J Atr Fibrillation. 2012 Apr 14;4(6):445. doi: 10.4022/jafib.445. eCollection 2012 Apr-May.
Due to several unfavorable epidemiological changes, chronic kidney disease (CKD) and treatment of its associated cardiovascular morbidity have become a worldwide problem. Thus, atrial fibrillation (AF) is the most common arrhythmia and frequently associated with renal impairment: prevalence for AF is up to 27% in long-term hemodialysis patients and in general more than 25% in all CKD patients 70 years and older. Thromboembolism and stroke are the major complications of AF. Two-year death rates for CKD patients after stroke range between 55% and 74%. Although treatment of AF in the general population is well defined, patients with CKD and AF are often undertreated due to lack of studies and guidelines. In this review recent data concerning incidence and prevalence of AF, stroke, and major bleedings in CKD patients are presented. Particular attention is paid to the available data about the different types of oral anticoagulation therapy with regard to CKD stage, including the new oral anticoagulant drugs dabigatran, rivaroxaban, and apixaban. Stratification algorithms for stroke risk in general, and individualized risk stratification for oral anticoagulation in CKD patients are discussed in detail.

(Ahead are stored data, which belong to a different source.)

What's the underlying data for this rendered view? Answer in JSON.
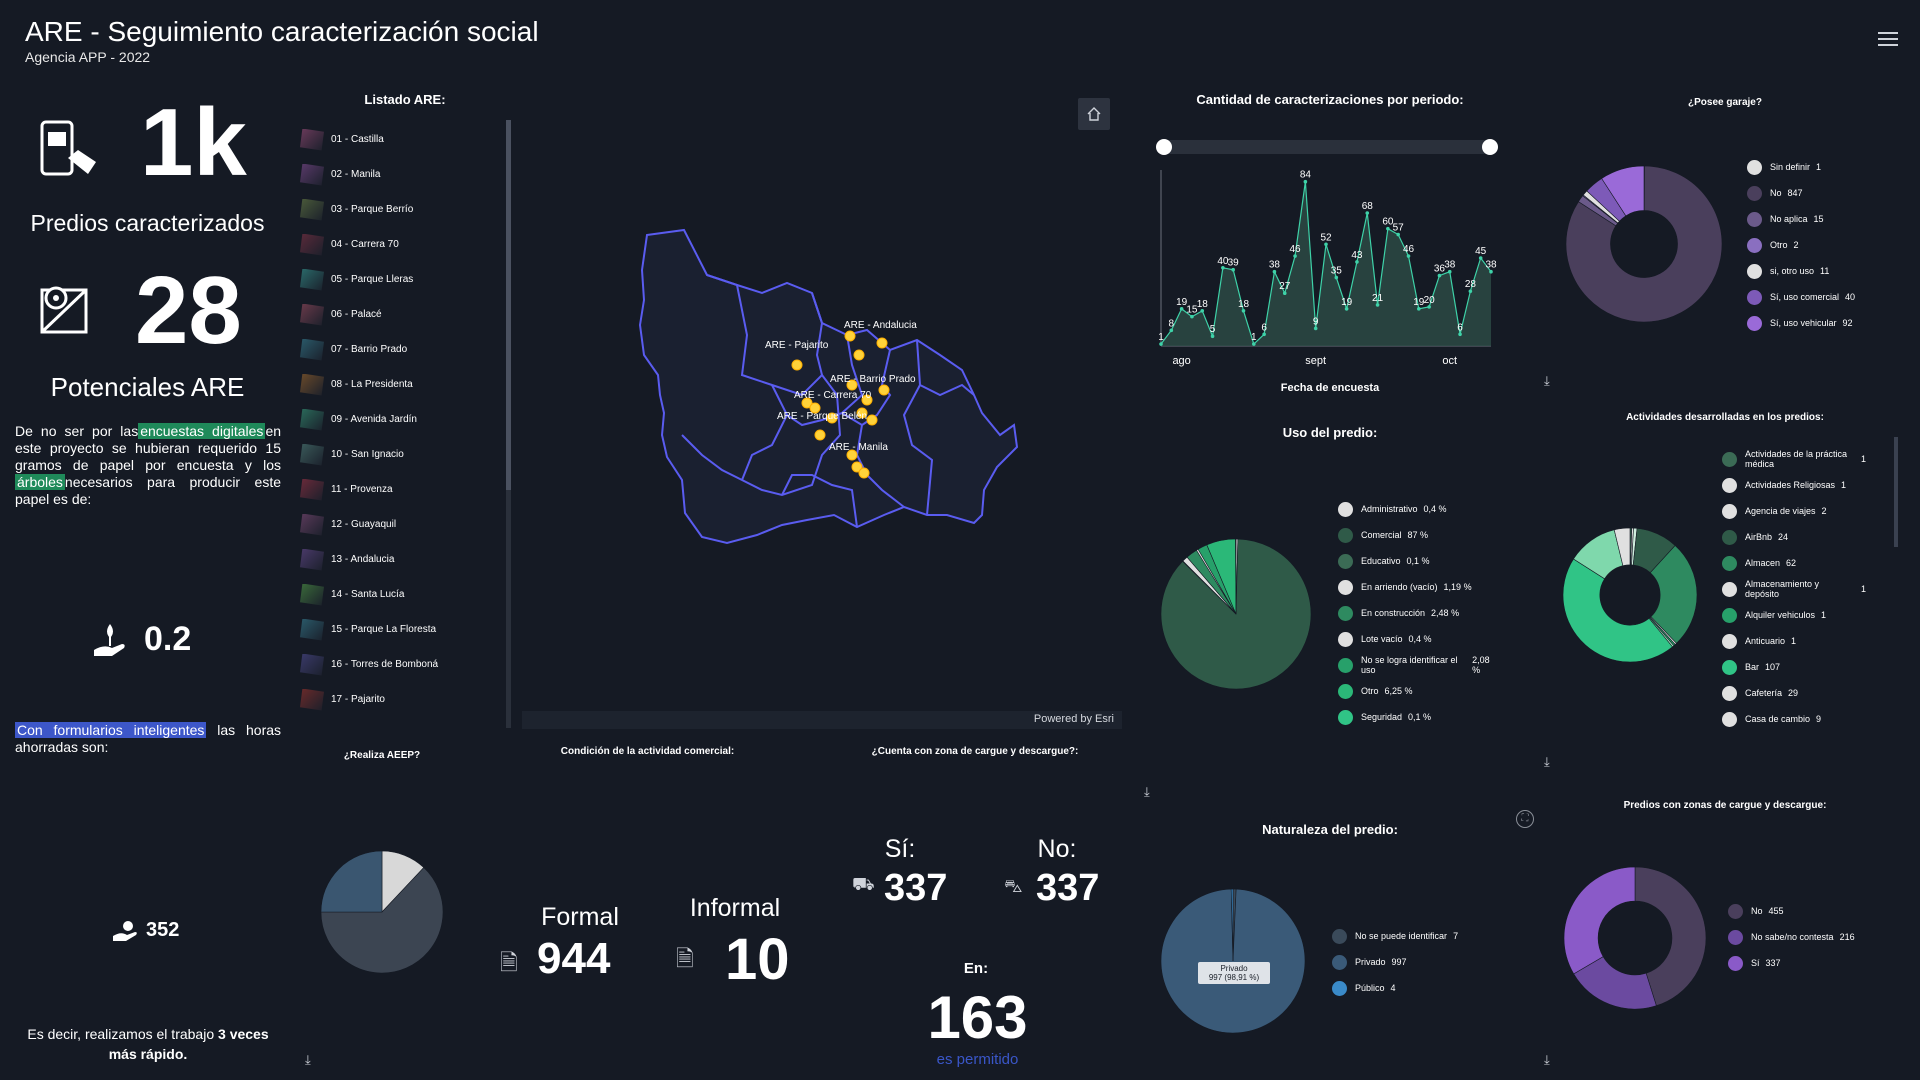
{
  "header": {
    "title": "ARE - Seguimiento caracterización social",
    "subtitle": "Agencia APP - 2022"
  },
  "left": {
    "stat1": {
      "value": "1k",
      "label": "Predios caracterizados"
    },
    "stat2": {
      "value": "28",
      "label": "Potenciales ARE"
    },
    "para1": {
      "a": "De no ser por las",
      "hl1": "encuestas digitales",
      "b": "en este proyecto se hubieran requerido 15 gramos de papel por encuesta y los",
      "hl2": "árboles",
      "c": "necesarios para producir este papel es de:"
    },
    "trees_value": "0.2",
    "para2": {
      "hl": "Con formularios inteligentes",
      "rest": "las horas ahorradas son:"
    },
    "hours_value": "352",
    "closing": {
      "a": "Es decir, realizamos el trabajo",
      "b": "3 veces más rápido."
    }
  },
  "listado": {
    "title": "Listado ARE:",
    "items": [
      {
        "label": "01 - Castilla",
        "color": "#6a3a5a"
      },
      {
        "label": "02 - Manila",
        "color": "#5a3a6a"
      },
      {
        "label": "03 - Parque Berrío",
        "color": "#4a5a3a"
      },
      {
        "label": "04 - Carrera 70",
        "color": "#5a2a3a"
      },
      {
        "label": "05 - Parque Lleras",
        "color": "#2a6a6a"
      },
      {
        "label": "06 - Palacé",
        "color": "#6a3a4a"
      },
      {
        "label": "07 - Barrio Prado",
        "color": "#2a5a6a"
      },
      {
        "label": "08 - La Presidenta",
        "color": "#6a4a2a"
      },
      {
        "label": "09 - Avenida Jardín",
        "color": "#2a6a5a"
      },
      {
        "label": "10 - San Ignacio",
        "color": "#3a5a5a"
      },
      {
        "label": "11 - Provenza",
        "color": "#6a2a3a"
      },
      {
        "label": "12 - Guayaquil",
        "color": "#5a3a5a"
      },
      {
        "label": "13 - Andalucia",
        "color": "#4a3a6a"
      },
      {
        "label": "14 - Santa Lucía",
        "color": "#3a6a3a"
      },
      {
        "label": "15 - Parque La Floresta",
        "color": "#2a5a6a"
      },
      {
        "label": "16 - Torres de Bomboná",
        "color": "#3a3a6a"
      },
      {
        "label": "17 - Pajarito",
        "color": "#6a2a2a"
      }
    ]
  },
  "map": {
    "attribution": "Powered by Esri",
    "labels": [
      "ARE - Andalucia",
      "ARE - Pajarito",
      "ARE - Barrio Prado",
      "ARE - Carrera 70",
      "ARE - Parque Belén",
      "ARE - Manila"
    ]
  },
  "line_chart_panel": {
    "title": "Cantidad de caracterizaciones por periodo:",
    "xlabel": "Fecha de encuesta"
  },
  "garaje": {
    "title": "¿Posee garaje?",
    "legend": [
      {
        "label": "Sin definir",
        "value": "1",
        "color": "#e0e0e0"
      },
      {
        "label": "No",
        "value": "847",
        "color": "#4a3f5c"
      },
      {
        "label": "No aplica",
        "value": "15",
        "color": "#6b5a8a"
      },
      {
        "label": "Otro",
        "value": "2",
        "color": "#8a6fc0"
      },
      {
        "label": "si, otro uso",
        "value": "11",
        "color": "#e0e0e0"
      },
      {
        "label": "Sí, uso comercial",
        "value": "40",
        "color": "#7d5ab8"
      },
      {
        "label": "Sí, uso vehicular",
        "value": "92",
        "color": "#9a6ad8"
      }
    ]
  },
  "uso": {
    "title": "Uso del predio:",
    "legend": [
      {
        "label": "Administrativo",
        "value": "0,4 %",
        "color": "#e0e0e0"
      },
      {
        "label": "Comercial",
        "value": "87 %",
        "color": "#2f5a48"
      },
      {
        "label": "Educativo",
        "value": "0,1 %",
        "color": "#3b6b55"
      },
      {
        "label": "En arriendo (vacío)",
        "value": "1,19 %",
        "color": "#e0e0e0"
      },
      {
        "label": "En construcción",
        "value": "2,48 %",
        "color": "#2e8a60"
      },
      {
        "label": "Lote vacío",
        "value": "0,4 %",
        "color": "#e0e0e0"
      },
      {
        "label": "No se logra identificar el uso",
        "value": "2,08 %",
        "color": "#27a06a"
      },
      {
        "label": "Otro",
        "value": "6,25 %",
        "color": "#2bb878"
      },
      {
        "label": "Seguridad",
        "value": "0,1 %",
        "color": "#30c486"
      }
    ]
  },
  "actividades": {
    "title": "Actividades desarrolladas en los predios:",
    "legend": [
      {
        "label": "Actividades de la práctica médica",
        "value": "1",
        "color": "#3b6b55"
      },
      {
        "label": "Actividades Religiosas",
        "value": "1",
        "color": "#e0e0e0"
      },
      {
        "label": "Agencia de viajes",
        "value": "2",
        "color": "#e0e0e0"
      },
      {
        "label": "AirBnb",
        "value": "24",
        "color": "#2f5a48"
      },
      {
        "label": "Almacen",
        "value": "62",
        "color": "#2e8a60"
      },
      {
        "label": "Almacenamiento y depósito",
        "value": "1",
        "color": "#e0e0e0"
      },
      {
        "label": "Alquiler vehiculos",
        "value": "1",
        "color": "#27a06a"
      },
      {
        "label": "Anticuario",
        "value": "1",
        "color": "#e0e0e0"
      },
      {
        "label": "Bar",
        "value": "107",
        "color": "#30c486"
      },
      {
        "label": "Cafetería",
        "value": "29",
        "color": "#e0e0e0"
      },
      {
        "label": "Casa de cambio",
        "value": "9",
        "color": "#e0e0e0"
      }
    ]
  },
  "aeep": {
    "title": "¿Realiza AEEP?"
  },
  "condicion": {
    "title": "Condición de la actividad comercial:",
    "formal_label": "Formal",
    "formal_value": "944",
    "informal_label": "Informal",
    "informal_value": "10"
  },
  "zona": {
    "title": "¿Cuenta con zona de cargue y descargue?:",
    "si_label": "Sí:",
    "si_value": "337",
    "no_label": "No:",
    "no_value": "337",
    "en_label": "En:",
    "en_value": "163",
    "en_sub": "es permitido"
  },
  "naturaleza": {
    "title": "Naturaleza del predio:",
    "tooltip_a": "Privado",
    "tooltip_b": "997 (98,91 %)",
    "legend": [
      {
        "label": "No se puede identificar",
        "value": "7",
        "color": "#3a4a5a"
      },
      {
        "label": "Privado",
        "value": "997",
        "color": "#3a5a78"
      },
      {
        "label": "Público",
        "value": "4",
        "color": "#3a8ac8"
      }
    ]
  },
  "cargue": {
    "title": "Predios con zonas de cargue y descargue:",
    "legend": [
      {
        "label": "No",
        "value": "455",
        "color": "#4a3f5c"
      },
      {
        "label": "No sabe/no contesta",
        "value": "216",
        "color": "#6b4aa0"
      },
      {
        "label": "Sí",
        "value": "337",
        "color": "#8a5ac8"
      }
    ]
  },
  "chart_data": [
    {
      "type": "area",
      "title": "Cantidad de caracterizaciones por periodo:",
      "xlabel": "Fecha de encuesta",
      "ylabel": "",
      "x_ticks": [
        "ago",
        "sept",
        "oct"
      ],
      "values": [
        1,
        8,
        19,
        15,
        18,
        5,
        40,
        39,
        18,
        1,
        6,
        38,
        27,
        46,
        84,
        9,
        52,
        35,
        19,
        43,
        68,
        21,
        60,
        57,
        46,
        19,
        20,
        36,
        38,
        6,
        28,
        45,
        38
      ]
    },
    {
      "type": "pie",
      "title": "¿Posee garaje?",
      "categories": [
        "Sin definir",
        "No",
        "No aplica",
        "Otro",
        "si, otro uso",
        "Sí, uso comercial",
        "Sí, uso vehicular"
      ],
      "values": [
        1,
        847,
        15,
        2,
        11,
        40,
        92
      ]
    },
    {
      "type": "pie",
      "title": "Uso del predio:",
      "categories": [
        "Administrativo",
        "Comercial",
        "Educativo",
        "En arriendo (vacío)",
        "En construcción",
        "Lote vacío",
        "No se logra identificar el uso",
        "Otro",
        "Seguridad"
      ],
      "values": [
        0.4,
        87,
        0.1,
        1.19,
        2.48,
        0.4,
        2.08,
        6.25,
        0.1
      ]
    },
    {
      "type": "pie",
      "title": "Actividades desarrolladas en los predios:",
      "categories": [
        "Actividades de la práctica médica",
        "Actividades Religiosas",
        "Agencia de viajes",
        "AirBnb",
        "Almacen",
        "Almacenamiento y depósito",
        "Alquiler vehiculos",
        "Anticuario",
        "Bar",
        "Cafetería",
        "Casa de cambio"
      ],
      "values": [
        1,
        1,
        2,
        24,
        62,
        1,
        1,
        1,
        107,
        29,
        9
      ]
    },
    {
      "type": "pie",
      "title": "¿Realiza AEEP?",
      "categories": [],
      "values": [
        12,
        63,
        25
      ]
    },
    {
      "type": "pie",
      "title": "Naturaleza del predio:",
      "categories": [
        "No se puede identificar",
        "Privado",
        "Público"
      ],
      "values": [
        7,
        997,
        4
      ]
    },
    {
      "type": "pie",
      "title": "Predios con zonas de cargue y descargue:",
      "categories": [
        "No",
        "No sabe/no contesta",
        "Sí"
      ],
      "values": [
        455,
        216,
        337
      ]
    }
  ]
}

由于多种不利的流行病学变化,慢性肾脏病(CKD)及其相关心血管疾病的治疗已成为一个全球性问题。因此,心房颤动(AF)是最常见的心律失常,且常与肾功能损害相关:长期血液透析患者中AF的患病率高达27%,在所有70岁及以上的CKD患者中总体上超过25%。血栓栓塞和中风是AF的主要并发症。CKD患者中风后的两年死亡率在55%至74%之间。虽然一般人群中AF的治疗方法已明确,但由于缺乏相关研究和指南,CKD合并AF的患者往往治疗不足。本综述介绍了有关CKD患者中AF、中风和大出血的发病率及患病率的最新数据。特别关注了关于不同类型口服抗凝治疗在CKD各阶段的可用数据,包括新型口服抗凝药物达比加群、利伐沙班和阿哌沙班。详细讨论了一般人群中风风险的分层算法以及CKD患者口服抗凝治疗的个体化风险分层。